The thicker ones use an old ESA movement. It is not as good IMHO as the newer thinner ETA ones. This old movement has been obsolete for many years now and no parts are available for it.

CWC and Precista made these early thicker watches before they started using the ETA thinner movements.


----------



## mach 0.0013137

I don`t know Alex remember the stories of the forces being issued with

substandard equipment for the war in Iraq


----------



## pg tips

The MoD had a lot of problems with the Pulsar issued ones didn't they?


----------



## mach 0.0013137

Thanks Roy now I know. don`t suppose you`ve a near mint CWC G10 lurking

forgotten in a box?


----------



## Roy

Now you come to mention it I'm sure I have a box of 'em somewhere.

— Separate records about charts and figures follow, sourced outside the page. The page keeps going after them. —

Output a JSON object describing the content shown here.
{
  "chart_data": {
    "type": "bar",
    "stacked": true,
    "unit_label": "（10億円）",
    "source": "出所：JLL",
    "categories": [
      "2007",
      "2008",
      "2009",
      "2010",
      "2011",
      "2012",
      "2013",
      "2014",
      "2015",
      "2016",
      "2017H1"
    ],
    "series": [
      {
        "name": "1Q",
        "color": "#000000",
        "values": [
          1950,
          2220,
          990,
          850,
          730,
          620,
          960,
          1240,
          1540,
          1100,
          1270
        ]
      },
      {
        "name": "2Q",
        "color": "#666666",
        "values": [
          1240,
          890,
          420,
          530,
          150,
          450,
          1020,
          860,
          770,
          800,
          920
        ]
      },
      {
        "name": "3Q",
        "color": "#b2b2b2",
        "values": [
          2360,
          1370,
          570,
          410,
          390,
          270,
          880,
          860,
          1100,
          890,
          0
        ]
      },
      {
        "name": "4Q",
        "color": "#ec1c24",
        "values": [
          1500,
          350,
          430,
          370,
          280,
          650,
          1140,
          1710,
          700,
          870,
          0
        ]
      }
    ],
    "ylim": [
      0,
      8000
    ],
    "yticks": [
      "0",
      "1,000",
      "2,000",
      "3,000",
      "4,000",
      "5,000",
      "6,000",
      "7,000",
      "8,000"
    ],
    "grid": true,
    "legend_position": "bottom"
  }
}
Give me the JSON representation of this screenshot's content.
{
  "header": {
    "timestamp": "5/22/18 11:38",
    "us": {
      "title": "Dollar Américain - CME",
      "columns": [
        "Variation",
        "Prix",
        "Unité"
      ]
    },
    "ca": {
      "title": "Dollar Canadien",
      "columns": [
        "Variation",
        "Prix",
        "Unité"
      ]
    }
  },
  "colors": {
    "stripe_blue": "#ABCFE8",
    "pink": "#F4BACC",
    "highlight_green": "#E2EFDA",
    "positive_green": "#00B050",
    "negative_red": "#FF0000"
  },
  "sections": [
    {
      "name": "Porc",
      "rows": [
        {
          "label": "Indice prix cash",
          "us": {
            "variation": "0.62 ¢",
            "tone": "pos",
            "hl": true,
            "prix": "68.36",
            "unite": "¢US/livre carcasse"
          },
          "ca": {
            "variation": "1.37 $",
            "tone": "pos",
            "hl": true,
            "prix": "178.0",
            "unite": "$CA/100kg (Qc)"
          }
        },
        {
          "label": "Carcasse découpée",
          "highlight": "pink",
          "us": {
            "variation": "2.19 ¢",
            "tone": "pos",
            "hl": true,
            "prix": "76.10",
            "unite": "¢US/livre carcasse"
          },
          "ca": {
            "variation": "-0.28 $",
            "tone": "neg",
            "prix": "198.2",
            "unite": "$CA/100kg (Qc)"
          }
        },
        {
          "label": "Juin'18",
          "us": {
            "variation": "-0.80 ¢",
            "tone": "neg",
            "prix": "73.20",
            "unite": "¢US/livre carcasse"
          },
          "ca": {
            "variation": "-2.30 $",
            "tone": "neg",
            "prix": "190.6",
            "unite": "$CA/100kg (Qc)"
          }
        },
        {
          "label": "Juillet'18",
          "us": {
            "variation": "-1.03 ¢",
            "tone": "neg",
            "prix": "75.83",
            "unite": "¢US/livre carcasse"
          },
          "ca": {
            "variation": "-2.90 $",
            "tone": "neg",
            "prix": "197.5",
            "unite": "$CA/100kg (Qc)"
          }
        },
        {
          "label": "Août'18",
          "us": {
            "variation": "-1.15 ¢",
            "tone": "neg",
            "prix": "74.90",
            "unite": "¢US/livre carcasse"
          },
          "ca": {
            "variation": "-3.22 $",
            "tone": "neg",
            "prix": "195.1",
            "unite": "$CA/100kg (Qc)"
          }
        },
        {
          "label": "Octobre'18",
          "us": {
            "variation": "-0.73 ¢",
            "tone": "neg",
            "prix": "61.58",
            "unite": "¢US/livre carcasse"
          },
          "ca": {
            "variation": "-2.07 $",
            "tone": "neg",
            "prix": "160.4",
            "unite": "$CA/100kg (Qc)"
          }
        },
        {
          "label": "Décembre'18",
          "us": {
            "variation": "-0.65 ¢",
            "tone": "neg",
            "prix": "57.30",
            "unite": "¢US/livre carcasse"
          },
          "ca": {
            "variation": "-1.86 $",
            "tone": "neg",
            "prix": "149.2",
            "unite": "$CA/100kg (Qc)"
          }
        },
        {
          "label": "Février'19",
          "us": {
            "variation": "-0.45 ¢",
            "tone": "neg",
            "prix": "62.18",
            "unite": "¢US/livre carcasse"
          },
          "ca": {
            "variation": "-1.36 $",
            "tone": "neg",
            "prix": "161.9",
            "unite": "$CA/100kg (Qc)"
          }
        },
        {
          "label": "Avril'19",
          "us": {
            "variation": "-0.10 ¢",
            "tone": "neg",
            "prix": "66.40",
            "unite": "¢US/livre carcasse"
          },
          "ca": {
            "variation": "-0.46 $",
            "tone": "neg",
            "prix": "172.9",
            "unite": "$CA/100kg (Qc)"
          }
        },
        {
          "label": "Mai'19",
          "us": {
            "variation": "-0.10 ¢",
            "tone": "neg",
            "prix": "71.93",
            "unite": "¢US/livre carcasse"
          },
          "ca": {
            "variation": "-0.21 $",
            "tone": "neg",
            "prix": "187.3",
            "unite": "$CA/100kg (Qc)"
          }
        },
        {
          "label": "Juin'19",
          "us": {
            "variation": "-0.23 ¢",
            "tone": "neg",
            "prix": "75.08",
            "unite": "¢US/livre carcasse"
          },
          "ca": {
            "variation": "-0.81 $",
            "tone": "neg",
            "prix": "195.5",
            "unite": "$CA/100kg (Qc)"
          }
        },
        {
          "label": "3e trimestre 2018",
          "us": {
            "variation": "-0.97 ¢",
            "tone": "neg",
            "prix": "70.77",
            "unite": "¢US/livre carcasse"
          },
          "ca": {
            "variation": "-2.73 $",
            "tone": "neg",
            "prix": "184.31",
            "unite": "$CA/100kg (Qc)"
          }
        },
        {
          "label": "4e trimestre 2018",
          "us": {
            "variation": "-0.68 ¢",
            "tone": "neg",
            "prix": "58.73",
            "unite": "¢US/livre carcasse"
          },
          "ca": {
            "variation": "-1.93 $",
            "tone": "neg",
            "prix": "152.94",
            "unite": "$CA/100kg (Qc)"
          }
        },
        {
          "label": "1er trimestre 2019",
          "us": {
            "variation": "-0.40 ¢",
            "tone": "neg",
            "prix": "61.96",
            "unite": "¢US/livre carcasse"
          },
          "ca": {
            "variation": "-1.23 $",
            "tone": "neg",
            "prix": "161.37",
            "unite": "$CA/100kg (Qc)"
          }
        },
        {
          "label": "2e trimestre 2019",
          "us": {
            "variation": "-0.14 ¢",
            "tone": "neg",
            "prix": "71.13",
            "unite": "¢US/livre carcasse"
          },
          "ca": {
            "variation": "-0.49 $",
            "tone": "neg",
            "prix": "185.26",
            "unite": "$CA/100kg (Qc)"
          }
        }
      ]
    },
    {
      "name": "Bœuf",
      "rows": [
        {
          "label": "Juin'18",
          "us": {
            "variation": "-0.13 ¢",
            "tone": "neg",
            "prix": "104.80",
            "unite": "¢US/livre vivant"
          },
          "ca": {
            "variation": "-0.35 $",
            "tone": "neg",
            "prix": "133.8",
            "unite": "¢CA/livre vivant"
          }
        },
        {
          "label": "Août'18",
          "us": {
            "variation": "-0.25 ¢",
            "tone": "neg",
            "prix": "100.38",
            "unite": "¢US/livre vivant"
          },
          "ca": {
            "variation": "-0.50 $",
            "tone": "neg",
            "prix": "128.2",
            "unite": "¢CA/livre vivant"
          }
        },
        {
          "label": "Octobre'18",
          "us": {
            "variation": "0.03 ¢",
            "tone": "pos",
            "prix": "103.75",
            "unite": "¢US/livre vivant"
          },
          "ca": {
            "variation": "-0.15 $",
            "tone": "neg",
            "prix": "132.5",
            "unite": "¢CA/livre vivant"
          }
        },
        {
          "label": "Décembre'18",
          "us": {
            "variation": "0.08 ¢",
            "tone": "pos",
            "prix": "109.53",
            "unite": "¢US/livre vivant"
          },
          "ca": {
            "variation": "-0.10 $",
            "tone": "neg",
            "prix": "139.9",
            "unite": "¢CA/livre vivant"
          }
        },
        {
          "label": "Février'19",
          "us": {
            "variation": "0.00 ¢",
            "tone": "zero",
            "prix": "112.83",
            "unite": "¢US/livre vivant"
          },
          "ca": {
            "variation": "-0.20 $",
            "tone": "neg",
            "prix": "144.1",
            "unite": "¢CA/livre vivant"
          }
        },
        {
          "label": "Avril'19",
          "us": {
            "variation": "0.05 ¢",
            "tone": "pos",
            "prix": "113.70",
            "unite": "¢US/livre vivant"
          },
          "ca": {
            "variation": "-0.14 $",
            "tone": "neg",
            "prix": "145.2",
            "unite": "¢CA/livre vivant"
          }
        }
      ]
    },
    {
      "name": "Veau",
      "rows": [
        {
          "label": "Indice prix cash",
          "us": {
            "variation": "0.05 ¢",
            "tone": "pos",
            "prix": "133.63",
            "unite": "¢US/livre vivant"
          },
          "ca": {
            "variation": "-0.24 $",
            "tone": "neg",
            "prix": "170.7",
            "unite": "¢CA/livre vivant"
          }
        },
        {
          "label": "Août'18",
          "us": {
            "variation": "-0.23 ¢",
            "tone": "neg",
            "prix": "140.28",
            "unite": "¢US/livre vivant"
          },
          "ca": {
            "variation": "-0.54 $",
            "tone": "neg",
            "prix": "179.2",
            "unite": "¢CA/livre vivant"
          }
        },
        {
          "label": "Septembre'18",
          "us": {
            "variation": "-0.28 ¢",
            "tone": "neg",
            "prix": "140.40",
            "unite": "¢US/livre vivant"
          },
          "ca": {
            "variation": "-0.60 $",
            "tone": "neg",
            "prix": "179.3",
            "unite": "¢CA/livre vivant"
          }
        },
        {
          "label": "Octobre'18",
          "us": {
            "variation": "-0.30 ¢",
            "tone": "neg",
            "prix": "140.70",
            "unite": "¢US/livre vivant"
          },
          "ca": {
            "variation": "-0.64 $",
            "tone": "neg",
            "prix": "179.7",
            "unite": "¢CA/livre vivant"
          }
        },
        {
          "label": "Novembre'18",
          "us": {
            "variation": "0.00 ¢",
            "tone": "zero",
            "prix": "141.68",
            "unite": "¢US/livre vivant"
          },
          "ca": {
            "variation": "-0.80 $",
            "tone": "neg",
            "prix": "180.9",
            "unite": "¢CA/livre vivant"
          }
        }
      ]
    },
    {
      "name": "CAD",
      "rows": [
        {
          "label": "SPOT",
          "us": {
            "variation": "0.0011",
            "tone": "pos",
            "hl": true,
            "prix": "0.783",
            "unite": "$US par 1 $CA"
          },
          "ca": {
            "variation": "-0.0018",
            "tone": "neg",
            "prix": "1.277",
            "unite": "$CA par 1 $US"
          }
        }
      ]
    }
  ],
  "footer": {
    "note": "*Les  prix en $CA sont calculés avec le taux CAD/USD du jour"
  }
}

I have no idea where they are though so no emails please boys. If/when I find them you will be the first to know.


----------



## mach 0.0013137

Roy remember who reminded you


----------



## Roy

I will,


----------



## mach 0.0013137

By the way Roy have 8 & 14 arrived yet and are they well


----------



## AlexR

Roy and his magic boxes


----------



## Roy

mach 0.0013137 said:


> By the way Roy have 8 & 14 arrived yet and are they well


 Yes Mac,


----------



## mach 0.0013137

wonderful







will be sleeping by the front door until the post arrives


----------



## Roy

They are on their way back to you Mac.


----------



## mach 0.0013137

HALLELUJAH!!!














YOU THE MAN !














oh I`m so excited this is better then christmas














many thanks ( I think I`d better go and lie down now)


----------



## jasonm

Yesterday Valium, today Dexarine eh mac?


----------



## mach 0.0013137

The only drug (apart from prescribed painkillers, but we won`t go there







)is

caffeine you don`t think I`m having too much do you?


----------



## tom

A box of G1o's?

Put my name on one ( at a reasonable price of course).

Tom


----------